Fr Cn De Es Pt It

V - Le Relais de la Butte

Painting by Jean-Marc Guéroux

Elisa ordered a pretty bad café au lait for euros 3.70 and an even less appetising croissant for euros 2.10. The flippant waiter pointed out that she had woken up too late for breakfast. How could anyone live a refined lifestyle without being able to have breakfast at one’s convenience? When she heard the waiter ask the barman to take the baguettes out of the freezer, it seemed like the final straw. She knew that this place – which dishonoured the national baguette – would make it to her black list. With its 70s hippie-style decoration, torn banquettes and orange-yellow walls, you would have expected homemade bread with freshly ground organic seeds in it...

Yet, from the worn interior, a step with a few missing tiles led to a terrace with a view that restored your faith in the establishment itself and the world at large. Located just above the Place Emile Goudeau, where Picasso had painted Les Demoiselles d’Avignon in his atelier at the Bateau Lavoir, the Relais boasts a privileged spot that makes up for the bad mood of the waiter and the lack of breakfast for late risers.

This is also where Elisa had decided to fall in love with her squatter, simply because it was the most improbable thing to do and because it would give a twist to the scenario of her life.

The décor of the bar went well with the studio that Elisa had purchased without realising that it would come with a man in it. The studio was falling apart, but decorated with fuchsia pink and orange, her favourite colour combination, with an oriental style that reminded of trips to Kathmandu.

She accepted the hookah that the squatter offered her and smoked some apple tobacco with him. It was only later, when she started vomiting, that he remembered that he had smoked some weed in the same hookah and that some may have been left behind...

It was also in this café that Elisa had eaten an ice cream with Vinni and Phil. When Phil saw that she was cold, he had lent her his jacket.

Today, sitting at the Bar du Relais, Elisa watched the people coming in to go to the toilets, which were by her table. The toilets won’t make it into my Best Toilets of the World Guide, she thought, as the fifth customer backed out after getting a good whiff.

“Three years of your life” would be the title of the guide that Elisa was compiling about the most beautiful public toilets in the world. It’s true: we spend an average of three years of our lives on the toilet. The decoration was thus crucial, in Elisa’s mind.

Like cumulative interest built up with financial investments, when added together, these short moments spent in the toilet had an importance that was often underestimated in people’s lives. Elisa’s theory was that most intestinal problems simply came from the horrible ambience of these rooms, generally stripped of all beauty.
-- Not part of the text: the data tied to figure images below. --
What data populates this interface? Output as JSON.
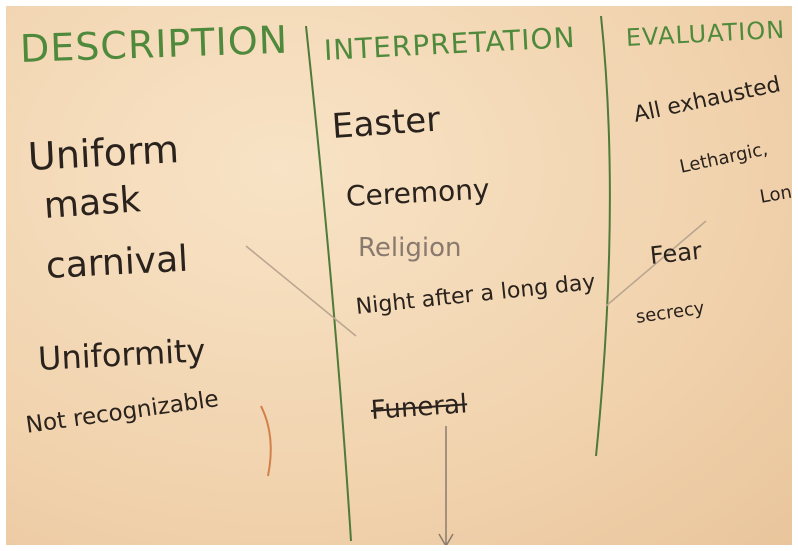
{
  "columns": [
    {
      "heading": "DESCRIPTION",
      "items": [
        "Uniform",
        "mask",
        "carnival",
        "Uniformity",
        "Not recognizable"
      ]
    },
    {
      "heading": "INTERPRETATION",
      "items": [
        "Easter",
        "Ceremony",
        "Religion",
        "Night after a long day",
        "Funeral"
      ]
    },
    {
      "heading": "EVALUATION",
      "items": [
        "All exhausted",
        "Lethargic,",
        "Lon",
        "Fear",
        "secrecy"
      ]
    }
  ]
}
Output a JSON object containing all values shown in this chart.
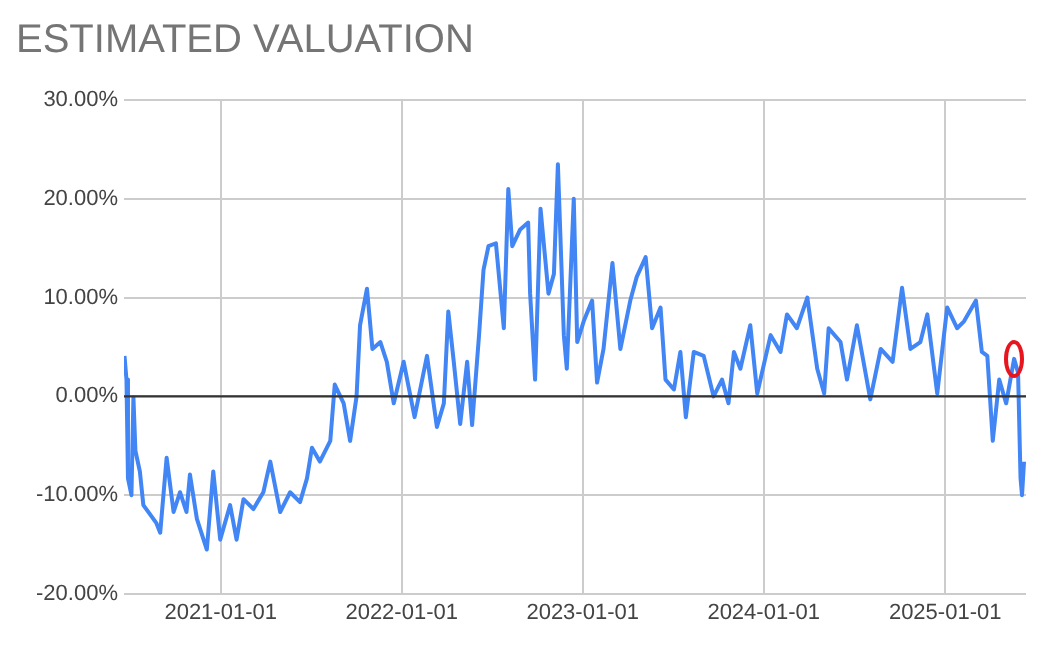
{
  "chart_data": {
    "type": "line",
    "title": "ESTIMATED VALUATION",
    "x": [
      "2020-06-21",
      "2020-06-25",
      "2020-06-28",
      "2020-07-05",
      "2020-07-09",
      "2020-07-13",
      "2020-07-22",
      "2020-07-29",
      "2020-08-24",
      "2020-09-01",
      "2020-09-14",
      "2020-09-28",
      "2020-10-11",
      "2020-10-24",
      "2020-10-31",
      "2020-11-14",
      "2020-12-04",
      "2020-12-17",
      "2020-12-31",
      "2021-01-20",
      "2021-02-02",
      "2021-02-16",
      "2021-03-08",
      "2021-03-28",
      "2021-04-11",
      "2021-05-01",
      "2021-05-21",
      "2021-06-10",
      "2021-06-24",
      "2021-07-04",
      "2021-07-20",
      "2021-08-10",
      "2021-08-19",
      "2021-09-06",
      "2021-09-19",
      "2021-10-02",
      "2021-10-09",
      "2021-10-23",
      "2021-11-03",
      "2021-11-19",
      "2021-12-02",
      "2021-12-16",
      "2022-01-05",
      "2022-01-27",
      "2022-02-21",
      "2022-03-13",
      "2022-03-27",
      "2022-04-05",
      "2022-04-16",
      "2022-04-29",
      "2022-05-13",
      "2022-05-23",
      "2022-06-06",
      "2022-06-15",
      "2022-06-25",
      "2022-07-10",
      "2022-07-26",
      "2022-08-04",
      "2022-08-12",
      "2022-08-28",
      "2022-09-13",
      "2022-09-17",
      "2022-09-27",
      "2022-10-08",
      "2022-10-24",
      "2022-11-04",
      "2022-11-12",
      "2022-11-24",
      "2022-11-30",
      "2022-12-14",
      "2022-12-21",
      "2023-01-03",
      "2023-01-20",
      "2023-01-30",
      "2023-02-12",
      "2023-03-02",
      "2023-03-18",
      "2023-04-07",
      "2023-04-20",
      "2023-05-08",
      "2023-05-21",
      "2023-06-07",
      "2023-06-17",
      "2023-07-04",
      "2023-07-17",
      "2023-07-28",
      "2023-08-13",
      "2023-09-02",
      "2023-09-22",
      "2023-10-09",
      "2023-10-22",
      "2023-11-02",
      "2023-11-15",
      "2023-12-05",
      "2023-12-19",
      "2024-01-15",
      "2024-02-04",
      "2024-02-17",
      "2024-03-08",
      "2024-03-29",
      "2024-04-18",
      "2024-05-02",
      "2024-05-11",
      "2024-06-04",
      "2024-06-17",
      "2024-07-07",
      "2024-08-03",
      "2024-08-24",
      "2024-09-17",
      "2024-10-06",
      "2024-10-23",
      "2024-11-12",
      "2024-11-26",
      "2024-12-16",
      "2025-01-05",
      "2025-01-25",
      "2025-02-08",
      "2025-03-04",
      "2025-03-16",
      "2025-03-27",
      "2025-04-07",
      "2025-04-20",
      "2025-05-04",
      "2025-05-20",
      "2025-05-28",
      "2025-06-02",
      "2025-06-05",
      "2025-06-09"
    ],
    "series": [
      {
        "color": "#4285f4",
        "values": [
          4.1,
          1.7,
          -8.3,
          -10,
          -0.1,
          -5.5,
          -7.6,
          -11,
          -12.8,
          -13.8,
          -6.2,
          -11.7,
          -9.7,
          -11.7,
          -7.9,
          -12.4,
          -15.5,
          -7.6,
          -14.5,
          -11,
          -14.5,
          -10.4,
          -11.4,
          -9.7,
          -6.6,
          -11.7,
          -9.7,
          -10.7,
          -8.3,
          -5.2,
          -6.6,
          -4.5,
          1.2,
          -0.7,
          -4.5,
          0,
          7.2,
          10.9,
          4.8,
          5.5,
          3.5,
          -0.7,
          3.5,
          -2.1,
          4.1,
          -3.1,
          -0.7,
          8.6,
          3.5,
          -2.8,
          3.5,
          -2.9,
          6.2,
          12.8,
          15.2,
          15.5,
          6.9,
          21,
          15.2,
          16.9,
          17.6,
          10.4,
          1.7,
          19,
          10.4,
          12.4,
          23.5,
          6.2,
          2.8,
          20,
          5.5,
          7.6,
          9.7,
          1.4,
          4.8,
          13.5,
          4.8,
          9.7,
          12.1,
          14.1,
          6.9,
          9,
          1.7,
          0.7,
          4.5,
          -2.1,
          4.5,
          4.1,
          0,
          1.7,
          -0.7,
          4.5,
          2.8,
          7.2,
          0.3,
          6.2,
          4.5,
          8.3,
          6.9,
          10,
          2.8,
          0.3,
          6.9,
          5.5,
          1.7,
          7.2,
          -0.3,
          4.8,
          3.5,
          11,
          4.8,
          5.5,
          8.3,
          0.3,
          9,
          6.9,
          7.6,
          9.7,
          4.5,
          4.1,
          -4.5,
          1.7,
          -0.7,
          3.8,
          2.4,
          -8.3,
          -10,
          -6.6
        ]
      }
    ],
    "xlim": [
      "2020-06-20",
      "2025-06-13"
    ],
    "xticks": [
      "2021-01-01",
      "2022-01-01",
      "2023-01-01",
      "2024-01-01",
      "2025-01-01"
    ],
    "ylim": [
      -20,
      30
    ],
    "yticks": [
      {
        "value": -20,
        "label": "-20.00%"
      },
      {
        "value": -10,
        "label": "-10.00%"
      },
      {
        "value": 0,
        "label": "0.00%"
      },
      {
        "value": 10,
        "label": "10.00%"
      },
      {
        "value": 20,
        "label": "20.00%"
      },
      {
        "value": 30,
        "label": "30.00%"
      }
    ],
    "ref_lines": [
      {
        "axis": "y",
        "value": 0,
        "color": "#333333"
      }
    ],
    "grid": true,
    "legend": false,
    "marker": "none",
    "line_style": "solid"
  }
}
She always took a camera with her when she went to the toilet in restaurants or public WCs. The most amazing was that of Sydney, on the sidewalk of a main street: it was made of glass with a mirror effect on the outside and transparent inside. You felt that you were sitting under a glass roof as pedestrians walked by unknowingly.

In Paris, Elisa preferred the toilets of Café Marly, in the courtyard of the Louvre, and those of the Ritz, where she had made love for the first time to her squatter – not in the toilets, but in a superb suite that she felt was the only place worthy of the occasion. She hadn’t made love for so long that nothing less than the Ritz could have sufficed…

Now, a handsome blonde man with scruffy hair sat down near Elisa to wait his turn at the toilet. This was followed by a dissertation by a young couple in love, the only other customers sitting in the bistro: was it more important to indulge a full bladder or one’s sense of hygiene?

Despite all of this, the Relais seemed to incite complicity, encounters and twists of fate.

While its interior design, croissants and service leave much to be desired, it’s still worth a visit. It’s a place that just might change your destiny. Elisa’s definitely took a few unexpected turns here.

* Since Elisa’s visit, the Relais de la Butte has been entirely revamped and its baguettes no longer come from the freezer.